A Madrid, nel quartiere generale di Ciudadanos accanto alla Plaza de Toros di Ventas, il leader Albert Rivera, in un difficile esercizio di equilibrismo politico rivendica il ruolo di «argine dei populismi», al tempo che celebra il new deal andaluso. «È l’inizio di un nuovo ciclo politico, il primo governo di Ciudadanos », enfatizza incontrando un gruppo di giornalisti stranieri. Ha ignorato le pressioni del presidente francese Macron e del socio e candidato a sindaco di Barcellona, Manuel Valls, per isolare Vox con un cordone sanitario, come in Francia con Marine Le Pen? «Niente affatto», replica. «Sono totalmente d’accordo: non si può governare con i populisti, che è quello che sta facendo in maniera irresponsabile il Psoe di Pedro Sánchez, preferendo l’appoggio di Podemos e degli indipendentisti catalani a quello di Ciudadanos». La sola linea rossa, è il ragionamento di Rivera, è quella tracciata dai socialisti, che per mantenersi in minoranza al governo, tentano di coagulare sulla Finanziaria le forze che a giugno votarono la mozione di sfiducia a Mariano Rajoy, senza convocare le urne. «Noi siamo al centro e non ci siamo spostati.

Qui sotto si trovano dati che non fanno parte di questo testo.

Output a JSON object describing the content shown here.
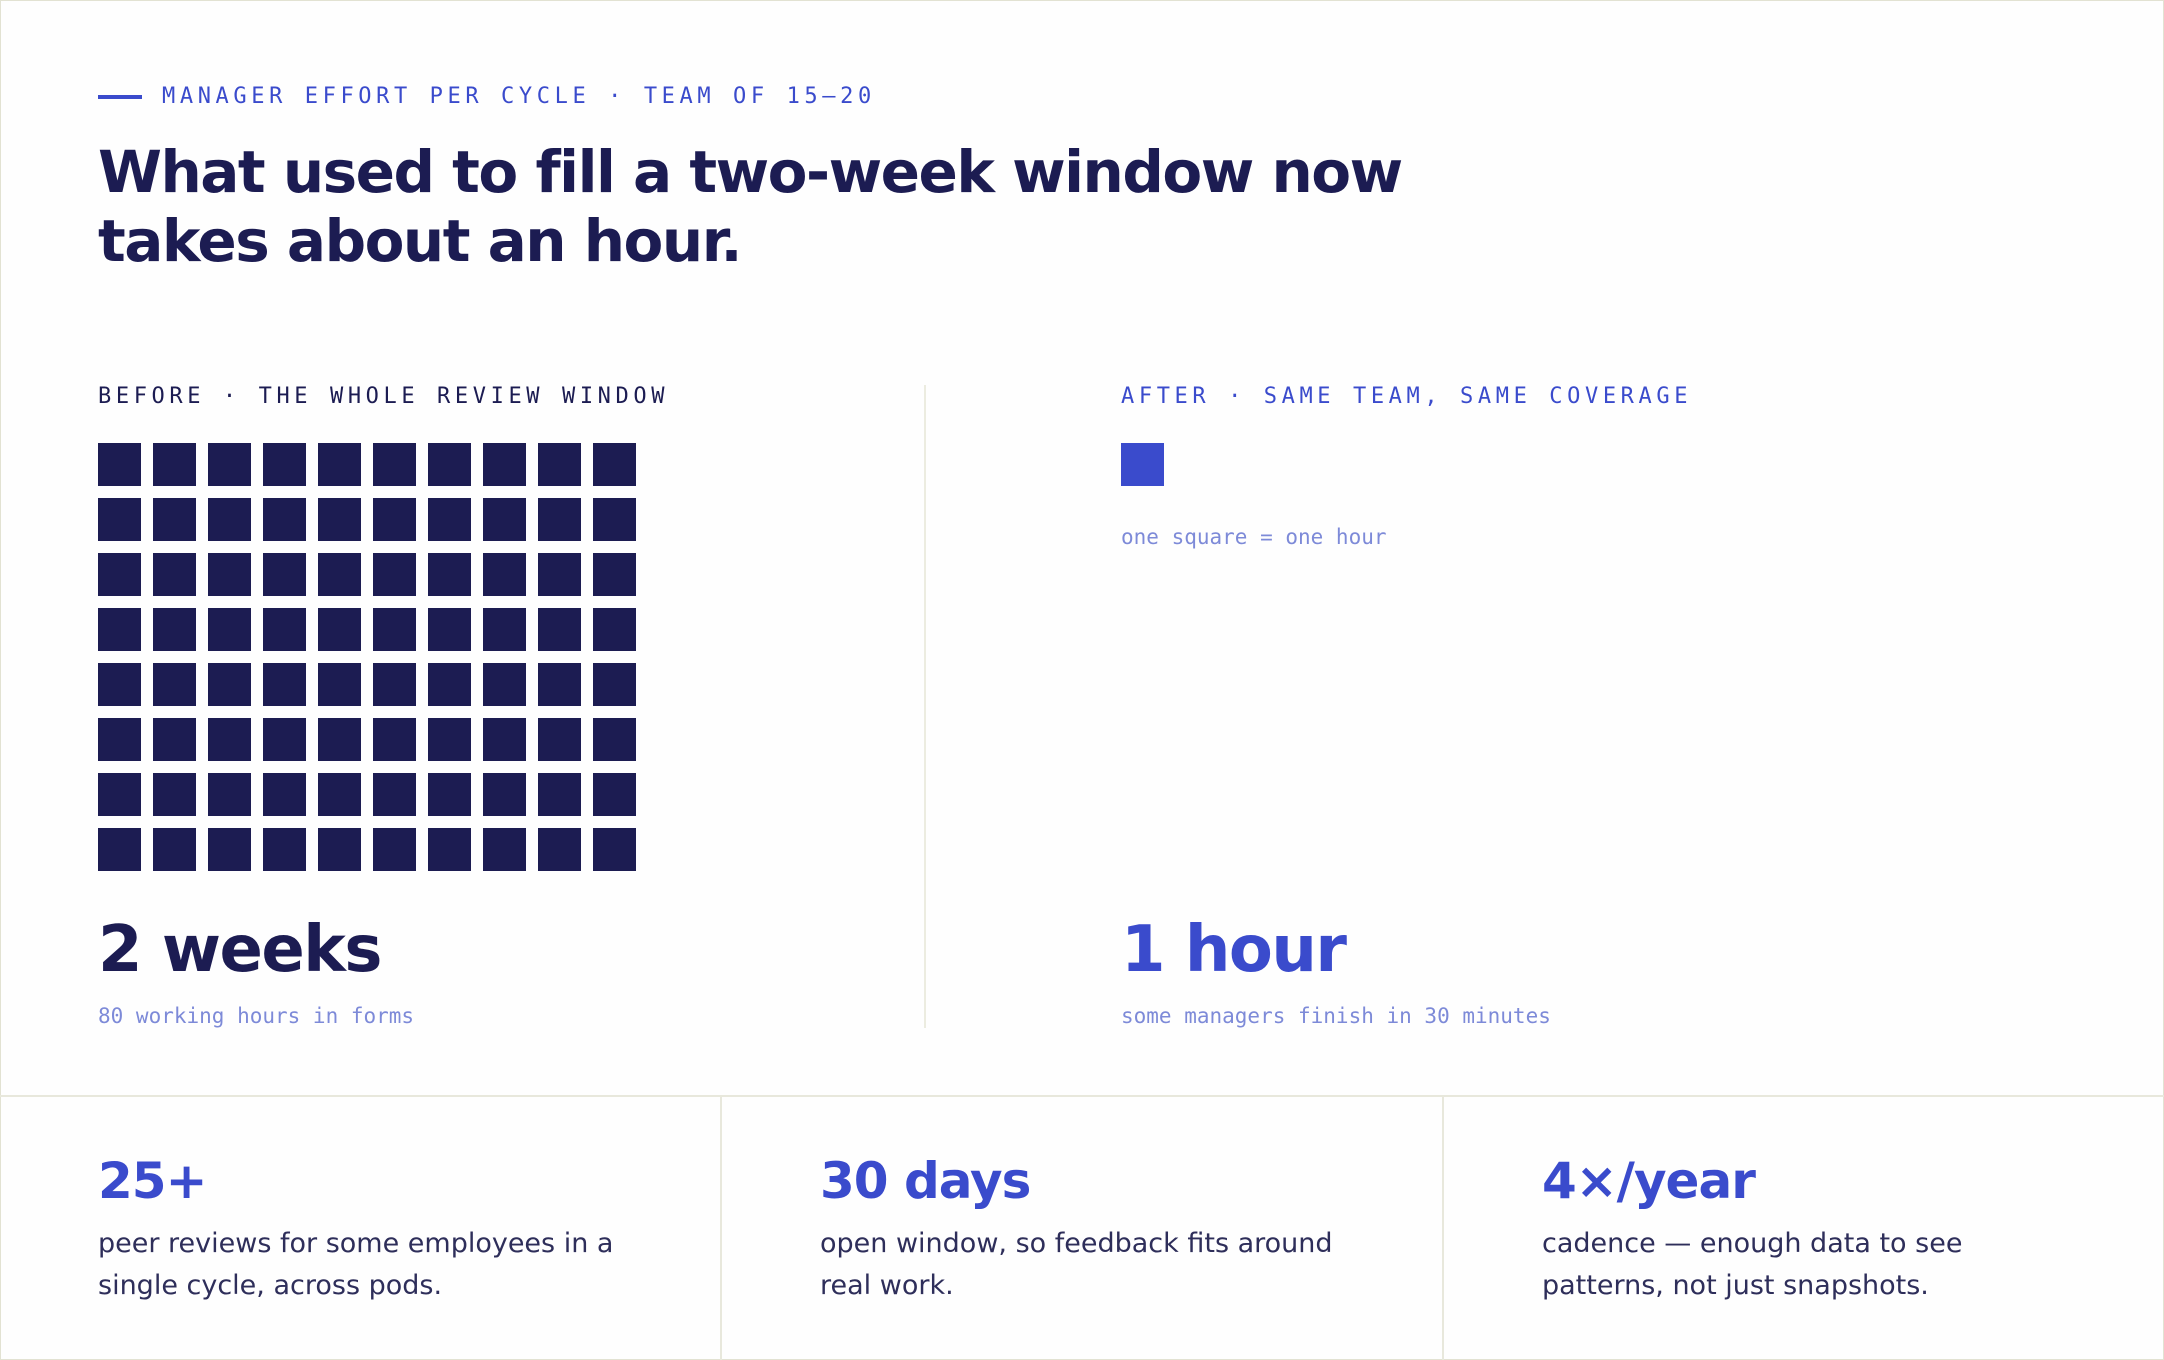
{
  "eyebrow": "MANAGER EFFORT PER CYCLE · TEAM OF 15–20",
  "headline": "What used to fill a two-week window now takes about an hour.",
  "before": {
    "label": "BEFORE · THE WHOLE REVIEW WINDOW",
    "squares": 80,
    "value": "2 weeks",
    "caption": "80 working hours in forms"
  },
  "after": {
    "label": "AFTER · SAME TEAM, SAME COVERAGE",
    "squares": 1,
    "legend": "one square = one hour",
    "value": "1 hour",
    "caption": "some managers finish in 30 minutes"
  },
  "stats": [
    {
      "value": "25+",
      "description": "peer reviews for some employees in a single cycle, across pods."
    },
    {
      "value": "30 days",
      "description": "open window, so feedback fits around real work."
    },
    {
      "value": "4×/year",
      "description": "cadence — enough data to see patterns, not just snapshots."
    }
  ],
  "colors": {
    "navy": "#1c1c52",
    "accent": "#3a4bcc",
    "muted": "#7d8ad8"
  }
}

Il nostro patto in Andalusia è col Pp, un partito costituzionalista e ci preoccupa la deriva frontista di Sanchez, quando – come in Svezia – dovremmo essere assieme a difendere i valori europei», insiste Rivera. Quanto a Vox, che bolla come il «Tea Party spagnolo» sorto dalla scissione alla destra dei Popolari, «non entrerà nella giunta andalusa».

E, secondo il leader del partito arancione, non influenzerà la coalizione conservatrice, pure costretta a passare per le forche caudine di Abascal per ogni legge da approvare. «I rapporti con En Marche e l’Alleanza dei Liberali e Democratici non potrebbero essere migliori», assicura Rivera, che si prepara alle primarie, agli inizi di febbraio, per far parte di un team con un programma comune alle europee. «Staremo a vedere – conclude – se anche in Italia saranno capaci di tessere un’alleanza per muovere assieme una battaglia culturale contro populismi e nazionalismi».